Inconformado, veio a A. interpor recurso de apelação, cujas alegações terminou com a formulação das seguintes conclusões:
“A) Vem o presente recurso de Apelação interposto da Douta Sentença proferida nos presentes Autos que decidiu, em conclusão, “julgar a acção procedente e em consequência declarar que os Autores E… e M… são os donos do prédio denominado “L…” descrito sob o nº 33/231184 da C.R.P. de Vila Real de Santo António, com a área de 373,53 m2”;
B) Proferindo logo no início “…As partes dispõem de personalidade e capacidade judiciárias e são legitimas.
Inexistem excepções, nulidades secundárias ou questões prévias de que cumpra conhecer e que obstem à apreciação do mérito da causa.

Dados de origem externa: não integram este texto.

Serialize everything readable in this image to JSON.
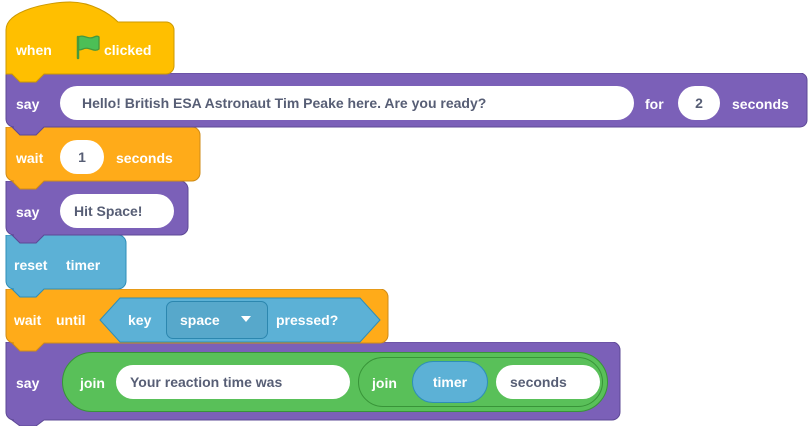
{
  "script": {
    "hat": {
      "when": "when",
      "clicked": "clicked",
      "flag_icon": "green-flag-icon"
    },
    "say1": {
      "say": "say",
      "message": "Hello! British ESA Astronaut Tim Peake here. Are you ready?",
      "for": "for",
      "secs": "2",
      "seconds": "seconds"
    },
    "wait1": {
      "wait": "wait",
      "secs": "1",
      "seconds": "seconds"
    },
    "say2": {
      "say": "say",
      "message": "Hit Space!"
    },
    "reset": {
      "reset": "reset",
      "timer": "timer"
    },
    "wait_until": {
      "wait": "wait",
      "until": "until",
      "key": "key",
      "key_value": "space",
      "pressed": "pressed?",
      "dropdown_icon": "caret-down-icon"
    },
    "say3": {
      "say": "say",
      "join1": "join",
      "text1": "Your reaction time was",
      "join2": "join",
      "timer": "timer",
      "text2": "seconds"
    }
  },
  "colors": {
    "events": "#ffbf00",
    "events_border": "#cc9900",
    "looks": "#9966ff",
    "looks_dark": "#7d61b1",
    "looks_border": "#5e4996",
    "control": "#ffab19",
    "control_border": "#cf8b17",
    "sensing": "#5cb1d6",
    "sensing_border": "#2e8eb8",
    "operators": "#59c059",
    "operators_border": "#389438",
    "flag": "#4cbf56"
  }
}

C) A presente acção foi intentada pelos Autores, contra dois Condomínios distintos: o Condomínio do Prédio sito na Rua… lote A e o Condomínio do Prédio sito na Rua… lote B;
D) Em 20 de Maio de 2010, em sede de audiência preliminar e no início da mesma foi proferido despacho para efeitos de apreciação da capacidade judiciária dos Réus, que dão o seu conteúdo transitou de imediato
E) Foi junta acta de condomínio do prédio sito na Rua… lote A em que os condóminos não ratificam o já processado e não conferem quaisquer poderes ao administrador para a acção judicial em curso.
F) Não foram citados os condóminos deste Condomínio
G) Pelo que nos termos conjugados dos artigos 1437º nº 3 do CC, 6º, 23º e 494º al. c) e d), 493º nº 2 e 288º, estes todos do Cod. Proc. Civil, verifica-se uma situação de falta de personalidade e capacidade judiciárias, não suprida, o que constitui excepção dilatória, que determina a absolvição da instância dos Réus – art. 494º, al. c) e d) do Cod. Proc. Civil;
H) O que deveria ter sido conhecido e decidido, desde logo pelo Mm. Juiz “a quo” na sua Douta Sentença proferida e não foi.
I) Contudo e para além da questão prévia referida, também andou mal o Tribunal “a quo” ao proferir a douta Sentença como proferiu com base nos fundamentos invocados. Senão vejamos,
J) Como se retira da certidão da Conservatória do Registo Predial de Vila Real de Santo António do prédio descrito sob o nº 33/19841123 de que se junta cópia integral para melhor esclarecimento, resulta que para o prédio rústico para o qual foi solicitado pedido de loteamento, foi autorizada a construção de dois blocos habitacionais, Bloco A e Bloco B, e uma zona de parqueamento, comum a ambos os blocos.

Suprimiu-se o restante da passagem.